Si la CGT est souvent caricaturée dans ses positions, comme lors de ses prises de positions contre l’Agence du TIG ou la validation des rapports notamment, il convient de rappeler un des axes qui conduit notre action pour l’ensemble des corps qui exercent en SPIP : le respect des missions statutaires, ni plus, ni moins. C’est cette approche qui nous permet de rappeler aux différentes strates hiérarchiques la place et le rôle de chacun, y compris au sein de notre filière.

C’est pourquoi la CGT ne cesse de chercher à savoir ce que la DAP prépare dans le cadre du RPO 2, afin que les fiches de postes qui y seraient développées correspondent bien aux textes et non aux vues de l’esprit de notre Administration.

La réforme statutaire de 2019 est , selon la CGT, venue remettre les choses en place après la réforme ratée de 2010 qui a laissé les CPIP au milieu du gué. Si le Snepap a tenté de faire croire à une pseudo révolution criminologique du métier, il suffisait pourtant de lire le code et les textes pour bien voir qu’il n’en était rien ! En 2019, la DAP tente encore d’orienter l’activité des SPIP et de la filière sur des missions qui ne sont pas les nôtres.

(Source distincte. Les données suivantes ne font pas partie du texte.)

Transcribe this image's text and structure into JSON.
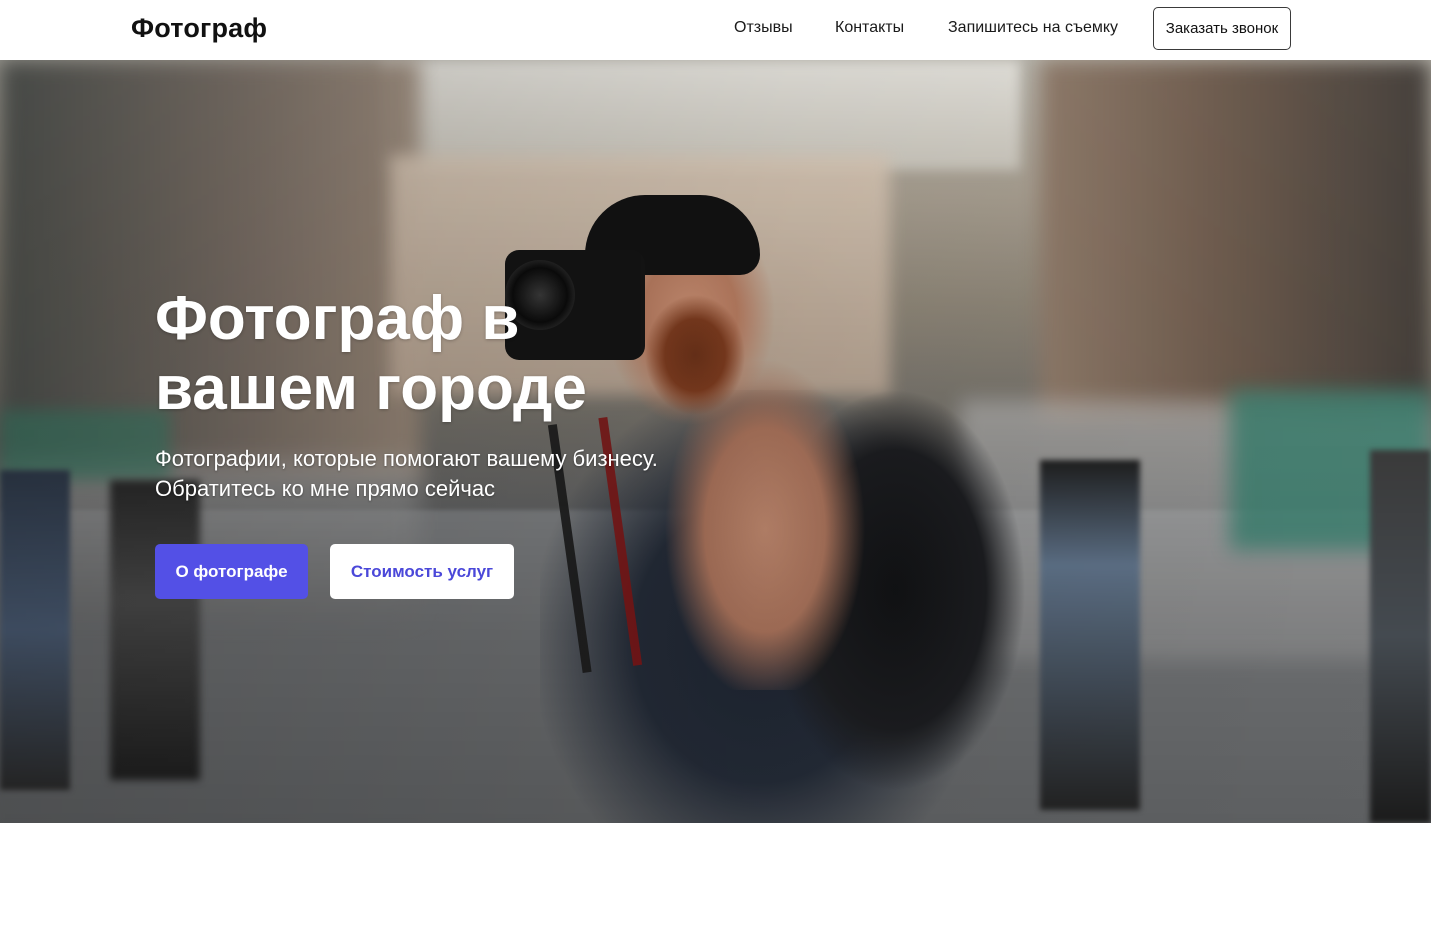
{
  "header": {
    "logo": "Фотограф",
    "nav": [
      {
        "label": "Отзывы"
      },
      {
        "label": "Контакты"
      },
      {
        "label": "Запишитесь на съемку"
      }
    ],
    "call_button": "Заказать звонок"
  },
  "hero": {
    "title": "Фотограф в вашем городе",
    "subtitle": "Фотографии, которые помогают вашему бизнесу. Обратитесь ко мне прямо сейчас",
    "buttons": {
      "about": "О фотографе",
      "pricing": "Стоимость услуг"
    }
  },
  "colors": {
    "primary": "#5350e6",
    "primary_text": "#4b48d9",
    "header_bg": "#ffffff"
  }
}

˜ Concernant « l’évaluation », là aussi il convient de ne pas travestir notre discours : la CGT ne fait que rappeler les textes (CPP, lois de 2009 et 2014, LPJ ) qui stipulent que l’évaluation ne peut être détachée de la prise en charge qui en découle, ni se borner à une appréciation d’une dangerosité en tant que telle. Pour la CGT, le principal écueil des quartiers spécialisés tels que les CNE, les QVD ou les QER reste de placer le SPIP dans une position qui ne saurait être la sienne puisque déconnectée du suivi et de la préparation à la sortie.

Et ce n’est pas la pseudo expérimentation à la petite semaine d’un « guide de l’évaluation » qui pourra infléchir notre positionnement qui repose, lui, sur les textes qui jalonnent nos professions.

Notre administration, dont le rattachement au ministère de la justice devrait pourtant favoriser une application précise des textes, préfère en effet se référer à des manuels internes et autres critères de labellisation. Ce constat, qui contribue à brouiller les identités professionnelles, génère incohérence et surcharge de travail dans les services, et est dénoncé de manière constante par la CGT.

=> Pour la CGT, à tous les niveaux, si l’encadrement a bien une fonction, ce serait celle de rappeler les missions de chacun et de défendre la spécificité des SPIP qui ont déjà bien des tâches à accomplir, sans récupérer celles qui incombent aux autres services, notamment les greffes judiciaires ou pénitentiaires.

=> Pour la CGT il faut arrêter de faire des DPIP les contrôleurs quotidiens du travail des agents !  Nos professions doivent être pensées de manière complémentaire. Quand le CPIP est seul technicien de l’accompagnement des personnes avec tout ce que ça englobe comme connaissances, actions, autonomie…, le DPIP doit, lui, organiser le service, favoriser les échanges internes, développer des partenariats adaptés, représenter et défendre le service.

Pour la CGT, la DAP ne sait pas réfléchir sur ses services, services sur lesquels elle voudrait calquer son seul modèle autoritaire pyramidal si peu adapté aux SPIP.

C’est pourquoi la CGT IP revendique une Direction Autonome de la Probation !

=> A suivre : état des lieux 2019 : les autres corps : le SPIP, un service pluridisciplinaire ?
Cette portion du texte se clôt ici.